Y a los 40, concretamente a los 43, Bogart encontró el amor tras tres matrimonios fracasados. Ocurrió durante el rodaje de la película ‘Tener y no tener’ que protagonizaba junto a Lauren Bacall, con 19 años. En ese rodaje empezó todo, para terminar viviendo una de las historias de amor más grandes que se recuerdan en Hollywood.
Como sabemos, antes de casarse con Bacall, Bogie pasó por la vicaría hasta en tres ocasiones. En 1926, años en los que se estaba iniciando como actor en Broadway, se casó con Helen Maken. Sin embargo, se separaron al año una vez que Bogart le confesó que se había enamorado de otra mujer, de la actriz Mary Philips con quien se casó en 1928.
Tras 10 años de matrimonio, fue la actriz Mayo Methot quien conquistó el corazón de Humphrey con quien se casó. El carácter de los dos actores, hizo de éste un matrimonio nada fácil de llevar con fuertes discusiones y peleas entre ambos, hasta el punto en el que Methot llegó a atacar a Bogart con un cuchillo.
En el año 1943 comenzó de ‘Tener y no tener’ junto a una joven Lauren Bacalll de 19 años, que debutaba en el cine. Bogart y Bacall recreaban en la realidad lo que vivían en el cine tras rodar una de las películas románticas más importantes de la historia del cine, bajo la dirección de Howard Hawks.

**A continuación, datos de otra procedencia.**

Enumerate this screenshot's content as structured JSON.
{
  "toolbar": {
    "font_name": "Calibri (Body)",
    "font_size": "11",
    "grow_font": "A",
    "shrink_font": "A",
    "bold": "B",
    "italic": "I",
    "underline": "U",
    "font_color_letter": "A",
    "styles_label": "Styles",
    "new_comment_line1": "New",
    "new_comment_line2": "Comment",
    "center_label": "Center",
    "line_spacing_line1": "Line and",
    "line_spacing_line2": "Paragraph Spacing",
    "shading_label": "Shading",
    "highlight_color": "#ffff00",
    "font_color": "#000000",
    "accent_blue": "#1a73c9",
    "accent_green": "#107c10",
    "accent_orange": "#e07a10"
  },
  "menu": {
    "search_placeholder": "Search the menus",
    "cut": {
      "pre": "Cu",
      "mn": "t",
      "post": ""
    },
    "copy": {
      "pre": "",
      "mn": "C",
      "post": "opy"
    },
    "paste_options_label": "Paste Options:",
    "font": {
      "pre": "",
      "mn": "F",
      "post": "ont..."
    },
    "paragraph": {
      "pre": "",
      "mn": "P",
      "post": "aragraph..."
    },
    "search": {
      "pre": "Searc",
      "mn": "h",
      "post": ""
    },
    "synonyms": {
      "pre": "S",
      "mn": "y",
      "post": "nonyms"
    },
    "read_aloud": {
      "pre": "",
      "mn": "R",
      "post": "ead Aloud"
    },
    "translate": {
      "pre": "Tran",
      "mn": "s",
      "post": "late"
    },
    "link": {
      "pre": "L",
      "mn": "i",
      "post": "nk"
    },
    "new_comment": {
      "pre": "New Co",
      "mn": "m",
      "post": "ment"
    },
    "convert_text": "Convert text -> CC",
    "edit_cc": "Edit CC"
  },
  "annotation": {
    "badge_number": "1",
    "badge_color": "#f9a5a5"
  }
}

En ese momento, Bogie conoció al gran amor de su vida, con quien compartía una química única e inigualable. Según cuenta la propia Lauren en una de sus autobiografías, ‘Por mí misma’, una noche de rodaje “Yo estaba peinándome. Él estaba de pie detrás de mí cuando de repente se inclinó, puso su mano debajo de mi barbilla y me besó. Fue impulsivo, era un poco tímido, sin tácticas de lobo. Sacó un paquete de fósforos gastados de su bolsillo y me pidió que pusiera mi número de teléfono en la parte de atrás. Lo hice. No sé por qué lo hice, excepto que era parte de nuestro juego”.
Bogart y Bacall se casaron el 21 de mayo de 1945 (una vez que el actor se separó de Methot) en la granja del escritor Louis Bromfield, íntimo amigo del actor. El matrimonio compartió escenas en otras películas: ‘El sueño eterno’, ‘La senda tenebrosa’ y ‘Cayo Largo’.
Bacall le contagió a Bogart su compromiso político, y juntos marcharon a Washington para protestar contra la caza de brujas del senador McCarthy. Él, a su vez, le transmitió su amor por el mar. La relación entre Bogart y Bacall trascendió las convenciones de la época, mostrando una complicidad y un respeto mutuo que los convirtieron en una de las parejas más queridas de Hollywood.
Años más tarde, el 6 de enero de 1949 nació el primero de sus hijos al que llamaron Stephen en honor a su personaje en ‘Tener y no tener’.
Pasión por el Ajedrez
Humphrey Bogart era un gran apasionado del ajedrez, de hecho durante algunos años se ganó la vida jugando partidas de ajedrez. El actor, que jugaba en la Sexta Avenida de Manhattan, ganaba un dólar por cada partida que ganaba.
También perteneció al Club de Ajedrez de Hollywood que fundó Herman Steiner en Los Ángeles, al que pertenecieron, entre otros, Billy Wilder, José Ferrer y a su esposa -la cantante Rosemary Clooney- o Charles Boyery. Sobre esta pasión, Stephen, el hijo de Bogart, escribió en un libro que “Mike Romanoff era una de las pocas personas capaces de ganar al ajedrez a mi padre”.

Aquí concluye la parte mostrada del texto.